Le leader spirituel turc, Fethullah Gülen, l’ennemi numéro un d’Ankara, est décédé lundi 21 octobre aux Etats-Unis à l’âge de 83 ans. Il avait élu domicile aux Etats-Unis en 1999 et n’avait plus jamais mis les pieds en Turquie jusqu’à son décès. Gülen, le fondateur du mouvement qui porte son nom, a passé les dernières années de sa vie dans une vaste demeure dans les montagnes Poconos en Pennsylvanie, où il continue d’exercer son influence sur ses millions de disciples à travers le monde.
Il n’est pas envisageable que sa sépulture soit à Pasinler, son village natal situé dans la région d’Erzurum, à l’est de l’Anatolie. Gülen, accusé par le gouvernement turc d’avoir orchestré la tentative de coup d’Etat du 15 juillet 2016 – une accusation qu’il a toujours réfutée – est une persona non grata dont le nom n’est même pas digne d’être cité. Hakan Fidan, le responsable de la diplomatie turque, a affirmé à l’annonce de sa mort que « le dirigeant de cette organisation obscure est mort, mais notre nation continuera à se battre contre le terrorisme ». Gülen aurait dû être extradé selon les autorités turques, une demande qui a toujours été rejetée par Washington pour manque de preuves crédibles de sa culpabilité, ce qui a exacerbé les tensions entre les deux pays.
Durant deux décennies, Fethullah Gülen était le complice essentiel de Recep Tayyip Erdogan, le leader de la Turquie.
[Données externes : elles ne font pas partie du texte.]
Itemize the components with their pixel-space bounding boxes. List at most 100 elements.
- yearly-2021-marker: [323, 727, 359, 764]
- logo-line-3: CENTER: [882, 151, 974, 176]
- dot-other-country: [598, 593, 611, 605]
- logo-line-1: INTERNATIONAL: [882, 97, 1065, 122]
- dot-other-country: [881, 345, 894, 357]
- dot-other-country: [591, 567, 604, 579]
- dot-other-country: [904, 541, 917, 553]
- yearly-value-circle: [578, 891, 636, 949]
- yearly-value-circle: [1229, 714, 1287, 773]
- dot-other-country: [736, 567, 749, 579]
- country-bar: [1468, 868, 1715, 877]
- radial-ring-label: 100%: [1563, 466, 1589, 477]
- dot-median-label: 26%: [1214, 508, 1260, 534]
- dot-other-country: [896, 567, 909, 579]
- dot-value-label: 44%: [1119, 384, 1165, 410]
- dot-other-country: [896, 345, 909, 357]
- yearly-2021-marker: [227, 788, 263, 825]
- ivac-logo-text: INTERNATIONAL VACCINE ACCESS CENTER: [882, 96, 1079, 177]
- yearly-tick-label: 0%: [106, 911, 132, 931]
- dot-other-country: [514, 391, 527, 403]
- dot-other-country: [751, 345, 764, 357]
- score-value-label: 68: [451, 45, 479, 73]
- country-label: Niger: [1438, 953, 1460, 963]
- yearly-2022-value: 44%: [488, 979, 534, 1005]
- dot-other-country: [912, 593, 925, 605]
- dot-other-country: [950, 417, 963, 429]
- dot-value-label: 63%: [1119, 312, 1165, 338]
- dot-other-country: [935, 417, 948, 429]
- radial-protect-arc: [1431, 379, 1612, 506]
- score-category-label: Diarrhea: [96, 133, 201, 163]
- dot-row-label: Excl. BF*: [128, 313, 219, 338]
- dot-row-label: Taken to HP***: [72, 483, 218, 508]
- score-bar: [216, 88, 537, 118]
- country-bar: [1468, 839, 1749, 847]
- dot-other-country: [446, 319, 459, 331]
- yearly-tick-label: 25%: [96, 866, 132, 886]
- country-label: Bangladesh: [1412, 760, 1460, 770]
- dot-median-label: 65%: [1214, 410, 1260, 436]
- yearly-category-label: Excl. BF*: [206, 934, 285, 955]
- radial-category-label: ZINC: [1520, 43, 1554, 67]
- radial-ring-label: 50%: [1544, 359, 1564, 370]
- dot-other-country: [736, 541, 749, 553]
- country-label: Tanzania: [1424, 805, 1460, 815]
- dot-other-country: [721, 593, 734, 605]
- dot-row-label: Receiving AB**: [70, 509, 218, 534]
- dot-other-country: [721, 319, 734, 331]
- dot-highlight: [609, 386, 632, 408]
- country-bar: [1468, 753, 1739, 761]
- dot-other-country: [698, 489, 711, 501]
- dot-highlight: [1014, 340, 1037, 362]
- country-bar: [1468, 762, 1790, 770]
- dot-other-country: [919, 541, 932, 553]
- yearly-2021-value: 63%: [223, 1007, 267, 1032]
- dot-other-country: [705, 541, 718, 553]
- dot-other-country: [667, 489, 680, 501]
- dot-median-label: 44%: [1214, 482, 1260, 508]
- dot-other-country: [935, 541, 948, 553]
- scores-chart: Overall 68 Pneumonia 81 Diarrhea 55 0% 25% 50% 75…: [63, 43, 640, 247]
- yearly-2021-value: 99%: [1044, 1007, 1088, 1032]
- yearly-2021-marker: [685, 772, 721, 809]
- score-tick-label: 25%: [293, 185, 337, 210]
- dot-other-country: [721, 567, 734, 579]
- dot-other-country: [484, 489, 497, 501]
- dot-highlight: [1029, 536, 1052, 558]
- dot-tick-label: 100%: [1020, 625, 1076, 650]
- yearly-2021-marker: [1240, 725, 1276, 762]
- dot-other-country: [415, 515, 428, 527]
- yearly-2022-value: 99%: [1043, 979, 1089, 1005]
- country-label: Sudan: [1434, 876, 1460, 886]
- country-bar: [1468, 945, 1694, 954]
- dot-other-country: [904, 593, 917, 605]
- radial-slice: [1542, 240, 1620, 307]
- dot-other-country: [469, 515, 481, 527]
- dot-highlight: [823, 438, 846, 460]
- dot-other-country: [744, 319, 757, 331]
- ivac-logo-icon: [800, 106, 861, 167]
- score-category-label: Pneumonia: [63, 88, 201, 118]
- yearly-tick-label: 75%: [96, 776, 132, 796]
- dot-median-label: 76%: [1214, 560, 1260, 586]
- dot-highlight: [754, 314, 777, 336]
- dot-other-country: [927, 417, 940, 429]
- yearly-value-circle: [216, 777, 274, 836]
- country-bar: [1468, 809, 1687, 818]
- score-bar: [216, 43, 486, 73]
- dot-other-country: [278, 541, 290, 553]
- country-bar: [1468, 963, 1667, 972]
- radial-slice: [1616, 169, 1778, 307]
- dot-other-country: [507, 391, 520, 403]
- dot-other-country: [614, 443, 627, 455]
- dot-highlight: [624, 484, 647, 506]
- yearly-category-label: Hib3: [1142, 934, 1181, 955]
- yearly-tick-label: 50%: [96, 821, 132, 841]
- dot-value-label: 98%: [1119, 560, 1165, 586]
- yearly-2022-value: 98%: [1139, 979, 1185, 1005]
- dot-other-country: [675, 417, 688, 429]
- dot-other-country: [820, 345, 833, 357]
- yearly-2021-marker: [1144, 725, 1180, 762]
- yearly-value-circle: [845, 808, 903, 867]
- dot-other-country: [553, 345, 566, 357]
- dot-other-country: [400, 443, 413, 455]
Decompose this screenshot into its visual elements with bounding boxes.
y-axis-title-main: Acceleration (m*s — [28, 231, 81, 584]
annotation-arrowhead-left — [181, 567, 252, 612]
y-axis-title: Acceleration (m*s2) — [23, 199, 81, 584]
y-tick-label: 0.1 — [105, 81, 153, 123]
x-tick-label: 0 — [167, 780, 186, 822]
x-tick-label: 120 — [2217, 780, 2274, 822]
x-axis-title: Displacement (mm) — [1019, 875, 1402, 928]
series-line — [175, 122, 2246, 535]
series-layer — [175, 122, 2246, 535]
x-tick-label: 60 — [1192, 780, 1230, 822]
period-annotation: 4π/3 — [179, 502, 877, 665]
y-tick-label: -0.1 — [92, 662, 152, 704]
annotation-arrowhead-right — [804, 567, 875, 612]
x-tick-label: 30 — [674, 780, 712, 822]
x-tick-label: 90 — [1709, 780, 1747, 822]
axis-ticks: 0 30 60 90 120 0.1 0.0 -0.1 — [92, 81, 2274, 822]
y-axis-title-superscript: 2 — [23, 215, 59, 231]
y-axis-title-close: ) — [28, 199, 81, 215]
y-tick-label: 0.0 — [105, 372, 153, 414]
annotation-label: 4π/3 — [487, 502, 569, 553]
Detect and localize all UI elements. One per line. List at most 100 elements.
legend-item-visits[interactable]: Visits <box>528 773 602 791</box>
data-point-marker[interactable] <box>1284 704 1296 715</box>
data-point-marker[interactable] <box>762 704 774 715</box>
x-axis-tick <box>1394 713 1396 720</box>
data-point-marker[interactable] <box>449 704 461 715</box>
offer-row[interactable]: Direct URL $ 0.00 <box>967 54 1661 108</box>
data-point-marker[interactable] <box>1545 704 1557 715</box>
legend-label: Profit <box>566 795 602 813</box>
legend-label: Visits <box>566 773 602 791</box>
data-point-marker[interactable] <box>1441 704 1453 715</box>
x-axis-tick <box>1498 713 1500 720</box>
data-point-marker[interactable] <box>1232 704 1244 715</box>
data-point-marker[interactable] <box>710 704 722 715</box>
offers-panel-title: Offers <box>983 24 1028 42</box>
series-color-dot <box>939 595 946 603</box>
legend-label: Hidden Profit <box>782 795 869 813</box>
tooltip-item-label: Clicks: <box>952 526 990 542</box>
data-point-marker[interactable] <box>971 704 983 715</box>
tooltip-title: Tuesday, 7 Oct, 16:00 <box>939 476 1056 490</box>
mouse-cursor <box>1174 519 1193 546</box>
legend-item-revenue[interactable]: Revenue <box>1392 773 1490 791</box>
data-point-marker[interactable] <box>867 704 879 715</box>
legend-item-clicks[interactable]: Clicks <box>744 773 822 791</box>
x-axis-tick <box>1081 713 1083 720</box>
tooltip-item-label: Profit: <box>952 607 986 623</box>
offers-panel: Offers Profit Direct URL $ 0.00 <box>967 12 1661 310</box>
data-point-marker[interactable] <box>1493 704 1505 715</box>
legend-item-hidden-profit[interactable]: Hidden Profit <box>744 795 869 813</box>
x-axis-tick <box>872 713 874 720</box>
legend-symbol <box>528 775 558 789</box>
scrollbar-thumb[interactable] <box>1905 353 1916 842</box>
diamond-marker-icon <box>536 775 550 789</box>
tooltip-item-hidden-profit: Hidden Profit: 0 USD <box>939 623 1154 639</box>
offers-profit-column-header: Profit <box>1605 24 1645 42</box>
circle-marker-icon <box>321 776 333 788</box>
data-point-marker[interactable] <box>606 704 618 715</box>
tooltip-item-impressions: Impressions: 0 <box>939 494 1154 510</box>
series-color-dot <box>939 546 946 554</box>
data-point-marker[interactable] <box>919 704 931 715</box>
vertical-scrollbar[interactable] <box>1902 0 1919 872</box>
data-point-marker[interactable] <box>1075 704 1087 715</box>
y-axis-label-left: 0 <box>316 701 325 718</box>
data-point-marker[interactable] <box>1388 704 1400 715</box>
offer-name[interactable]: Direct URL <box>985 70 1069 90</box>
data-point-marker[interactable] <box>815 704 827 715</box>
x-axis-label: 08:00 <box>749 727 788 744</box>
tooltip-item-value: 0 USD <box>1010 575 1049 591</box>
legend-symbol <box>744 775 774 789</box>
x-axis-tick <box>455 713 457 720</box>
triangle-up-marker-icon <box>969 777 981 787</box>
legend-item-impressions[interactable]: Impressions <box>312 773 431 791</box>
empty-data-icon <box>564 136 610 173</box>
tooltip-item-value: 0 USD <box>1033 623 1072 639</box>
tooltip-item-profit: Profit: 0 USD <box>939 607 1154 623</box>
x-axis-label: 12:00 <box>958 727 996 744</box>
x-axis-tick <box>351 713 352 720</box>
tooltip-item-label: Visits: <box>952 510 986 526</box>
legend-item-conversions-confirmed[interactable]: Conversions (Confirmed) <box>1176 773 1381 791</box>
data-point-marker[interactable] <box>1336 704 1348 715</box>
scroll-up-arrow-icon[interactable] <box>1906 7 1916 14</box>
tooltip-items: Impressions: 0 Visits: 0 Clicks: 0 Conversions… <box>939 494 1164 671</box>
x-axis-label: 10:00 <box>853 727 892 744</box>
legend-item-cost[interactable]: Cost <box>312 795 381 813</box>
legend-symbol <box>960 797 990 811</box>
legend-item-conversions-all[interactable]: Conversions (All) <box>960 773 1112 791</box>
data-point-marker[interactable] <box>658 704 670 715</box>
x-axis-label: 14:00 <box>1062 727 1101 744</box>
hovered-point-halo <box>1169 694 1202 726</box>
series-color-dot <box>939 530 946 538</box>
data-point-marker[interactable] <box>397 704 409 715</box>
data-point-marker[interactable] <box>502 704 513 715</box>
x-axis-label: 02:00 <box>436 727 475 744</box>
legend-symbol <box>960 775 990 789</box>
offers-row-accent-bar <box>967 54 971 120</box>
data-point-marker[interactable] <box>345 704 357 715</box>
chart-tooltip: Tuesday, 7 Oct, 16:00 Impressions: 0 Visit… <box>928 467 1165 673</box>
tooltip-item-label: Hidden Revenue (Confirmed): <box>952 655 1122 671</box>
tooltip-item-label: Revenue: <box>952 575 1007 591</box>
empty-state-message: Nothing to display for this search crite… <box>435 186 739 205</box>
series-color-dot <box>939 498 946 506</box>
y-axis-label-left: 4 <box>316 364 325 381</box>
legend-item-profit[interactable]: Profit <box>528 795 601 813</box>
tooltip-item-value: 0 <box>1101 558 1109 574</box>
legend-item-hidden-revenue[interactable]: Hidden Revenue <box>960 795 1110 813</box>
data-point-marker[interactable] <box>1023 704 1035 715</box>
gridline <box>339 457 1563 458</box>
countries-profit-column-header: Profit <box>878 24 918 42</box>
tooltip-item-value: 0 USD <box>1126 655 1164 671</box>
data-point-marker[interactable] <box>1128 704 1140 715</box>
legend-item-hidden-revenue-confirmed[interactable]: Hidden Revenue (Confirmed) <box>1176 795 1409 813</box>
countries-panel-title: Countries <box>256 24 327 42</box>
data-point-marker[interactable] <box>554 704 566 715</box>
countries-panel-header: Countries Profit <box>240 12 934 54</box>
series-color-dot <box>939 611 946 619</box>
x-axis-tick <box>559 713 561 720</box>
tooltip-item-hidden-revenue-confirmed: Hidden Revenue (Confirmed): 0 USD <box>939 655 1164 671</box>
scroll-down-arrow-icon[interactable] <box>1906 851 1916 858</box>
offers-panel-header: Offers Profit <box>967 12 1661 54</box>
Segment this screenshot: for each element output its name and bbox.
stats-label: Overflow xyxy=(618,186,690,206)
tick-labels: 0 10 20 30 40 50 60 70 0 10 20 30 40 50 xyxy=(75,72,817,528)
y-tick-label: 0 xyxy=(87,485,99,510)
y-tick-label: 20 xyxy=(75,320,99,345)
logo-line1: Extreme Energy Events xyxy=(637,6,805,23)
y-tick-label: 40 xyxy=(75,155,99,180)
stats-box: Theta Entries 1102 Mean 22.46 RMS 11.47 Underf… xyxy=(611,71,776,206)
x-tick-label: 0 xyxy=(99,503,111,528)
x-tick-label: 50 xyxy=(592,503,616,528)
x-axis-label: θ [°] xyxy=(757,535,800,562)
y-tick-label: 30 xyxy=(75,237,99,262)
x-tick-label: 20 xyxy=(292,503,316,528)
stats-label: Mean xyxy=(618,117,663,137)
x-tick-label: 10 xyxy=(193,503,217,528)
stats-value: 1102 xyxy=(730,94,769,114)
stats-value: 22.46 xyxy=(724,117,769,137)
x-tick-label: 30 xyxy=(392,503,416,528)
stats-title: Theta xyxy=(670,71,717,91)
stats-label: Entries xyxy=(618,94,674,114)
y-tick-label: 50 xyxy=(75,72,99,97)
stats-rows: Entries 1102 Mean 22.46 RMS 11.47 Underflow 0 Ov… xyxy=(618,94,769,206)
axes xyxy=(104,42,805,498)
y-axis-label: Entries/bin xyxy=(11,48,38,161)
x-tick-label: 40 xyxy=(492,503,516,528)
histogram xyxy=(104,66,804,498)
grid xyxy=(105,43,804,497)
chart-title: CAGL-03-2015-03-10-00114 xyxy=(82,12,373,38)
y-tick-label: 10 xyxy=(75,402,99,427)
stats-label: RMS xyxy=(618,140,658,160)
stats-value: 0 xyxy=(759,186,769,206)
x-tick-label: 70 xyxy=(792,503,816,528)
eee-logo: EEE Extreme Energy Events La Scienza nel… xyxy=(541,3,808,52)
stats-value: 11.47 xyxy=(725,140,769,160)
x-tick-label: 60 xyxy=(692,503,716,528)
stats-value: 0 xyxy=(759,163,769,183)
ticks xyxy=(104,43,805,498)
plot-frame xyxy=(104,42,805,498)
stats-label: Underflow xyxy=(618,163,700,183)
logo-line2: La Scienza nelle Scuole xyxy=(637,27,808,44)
Cependant, leur alliance s’est rompue de manière définitive en 2016 suite à une tentative de coup d’état ratée, tragiquement marquée par la perte de 252 vies, dont les responsables demeurent inconnus. La seule chose claire est que cet évènement chaotique a été utilisé par Erdogan comme justification pour déclencher une purge radicale au sein des institutions et de la société civile.
En lien supposé avec cette tentative de renversement de gouvernement, des dizaines de milliers de personnes ont été incarcérées, 130 000 fonctionnaires destitués, et plus de 23 000 militaires ont été expulsés de l’armée. De surcroît, les biens de centaines d’entreprises, écoles, et organisations de médias associées à ce mouvement ont été saisis. La traque aux sympathisants de Gülen a même franchi les limites de la Turquie, avec des enlèvements de partisans de ce mouvement à travers l’Asie Centrale, l’Afrique et les Balkans par les services de sécurité turcs. Malgré ces persécutions, des milliers de membres de ce groupe ont obtenu asile en Europe et aux Etats-Unis, où leur réseau demeure en activité.
Avec le soutien total du premier ministre Erdogan, leur infiltration discrète dans la structure de l’Etat avait démarré il y a plusieurs années. Le Parti de la Justice et du Développement (AKP), nouvellement formé et dirigé par Erdogan, se retrouvait en effet en déficit crucial de dirigeants après avoir gagné les élections législatives de l’automne 2002. Le but visé était de placer des islamistes expérimentés à des postes clefs capables de réaliser les objets du parti, en particulier prendre le contrôle de l’Etat encore détenu par les élites kémalistes et militaires. Seul le mouvement Gülen était capable de fournir une telle expertise.